Although the acting this year was superb, the ceremony was far from it.

As Jennifer Lawrence walked up to accept her Best Actress award, she tripped on her own dress walking up the stairs.  However, the young actress handled the incident with grace and humor. 

Once she reached the microphone, the audience was giving her a standing ovation.

“You guys are just standing up because I fell and that’s really embarrassing, but thank you,” Lawrence said as she accepted her Oscar.

Quentin Tarantino was his usual scatterbrained self when he accepted his award for Best Original Screenplay.

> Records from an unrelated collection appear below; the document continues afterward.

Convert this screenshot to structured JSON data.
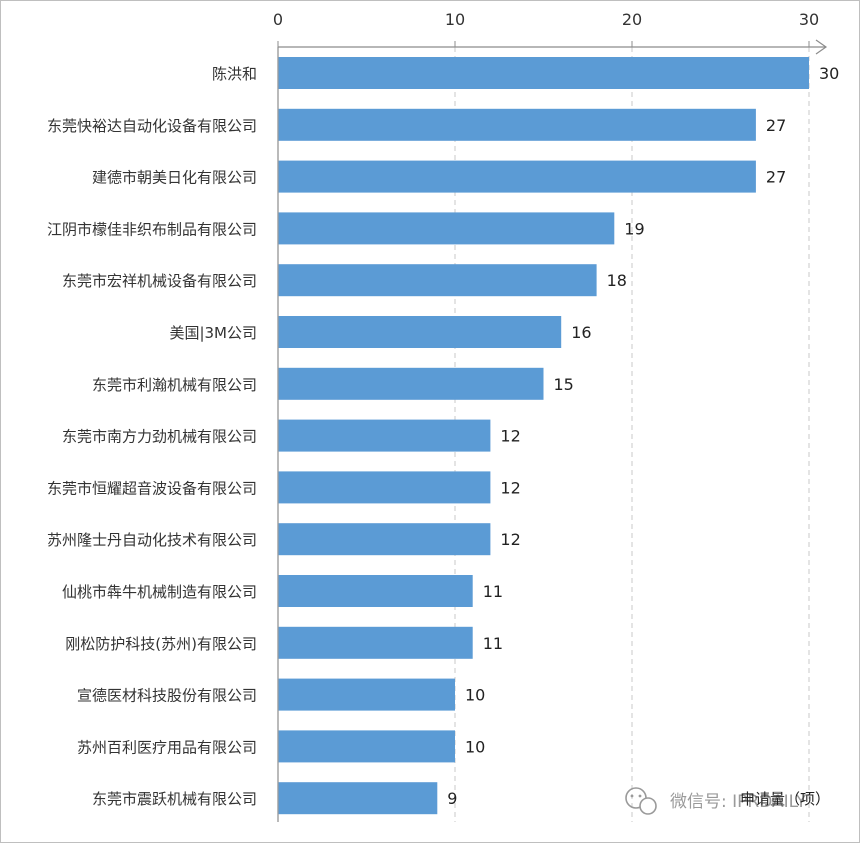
{
  "chart_data": {
    "type": "bar",
    "orientation": "horizontal",
    "categories": [
      "陈洪和",
      "东莞快裕达自动化设备有限公司",
      "建德市朝美日化有限公司",
      "江阴市檬佳非织布制品有限公司",
      "东莞市宏祥机械设备有限公司",
      "美国|3M公司",
      "东莞市利瀚机械有限公司",
      "东莞市南方力劲机械有限公司",
      "东莞市恒耀超音波设备有限公司",
      "苏州隆士丹自动化技术有限公司",
      "仙桃市犇牛机械制造有限公司",
      "刚松防护科技(苏州)有限公司",
      "宣德医材科技股份有限公司",
      "苏州百利医疗用品有限公司",
      "东莞市震跃机械有限公司"
    ],
    "values": [
      30,
      27,
      27,
      19,
      18,
      16,
      15,
      12,
      12,
      12,
      11,
      11,
      10,
      10,
      9
    ],
    "xlim": [
      0,
      30
    ],
    "x_ticks": [
      "0",
      "10",
      "20",
      "30"
    ],
    "axis_position": "top",
    "grid": "vertical dashed",
    "bar_color": "#5b9bd5",
    "xlabel": "申请量（项）"
  },
  "watermark": {
    "text": "微信号: IPRDAILY",
    "icon": "wechat-icon"
  }
}
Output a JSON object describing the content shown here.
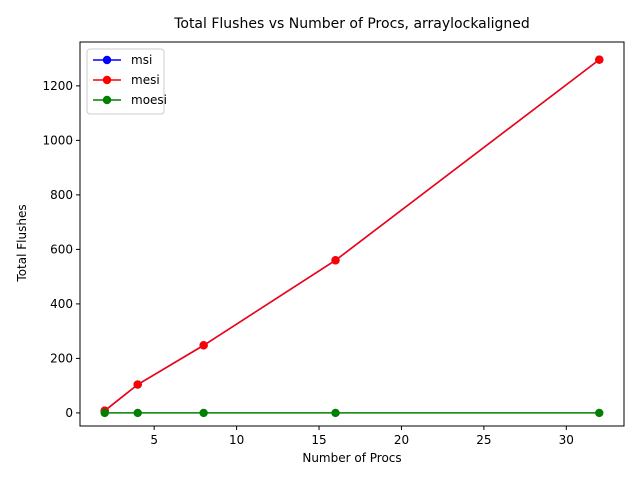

He was sweaty, excited and downright proud of himself as he ended his acceptance speech with the words “peace out.”

Renée Zellweger also had an interesting moment when presenting the Best Original Song with her cast from “Chicago.”  Not only did the one-time Oscar winner seem a little off-kilter, when handed the envelope to read the winner, she squinted and passed it on to Queen Latifah.  Rumors of drunkenness, drug abuse and illiteracy quickly proliferated on the internet.

Despite it being three and a half hours long, the night was littered with pleasant surprises.

To everyone’s surprise, first lady Michelle Obama announced the award for Best Picture from the White House.

“[These films] reminded us that we can overcome any obstacle if we dig deep enough and fight hard enough and find the courage within ourselves,” Obama said.

The universe was also blessed with a performance from Adele and her song “Skyfall” from the James Bond movie of the same name.  The anthem also won the Oscar for Best Original Song.

Also, Dame Shirley Bassey, performed “Goldfinger” from the 1964 Bond movie.  Bassey was equally as stunning as she celebrated the 50th anniversary of the James Bond franchise.

The theme of the ceremony was music’s role in film, and the musical numbers ended up being some of the best moments.

Aside from this year’s Best Original Song nominees, several outstanding songs from films gone by made an appearance.

Jennifer Hudson’s “And I Am Telling You” from “Dreamgirls” and Catherine Zeta-Jones’ “All That Jazz” from “Chicago” were a welcome reprieve from the typical awards show fare, though the did ceremony seem more like a Tony awards show.

Despite the length of the ceremony and the hit-and-miss humor of the host, the 85th annual Academy Awards proved to be a success, thanks primarily to the stunning cameos.  From Michelle Obama to Adele to Jennifer Lawrence nearly falling on her face, this was an Oscars to be remembered.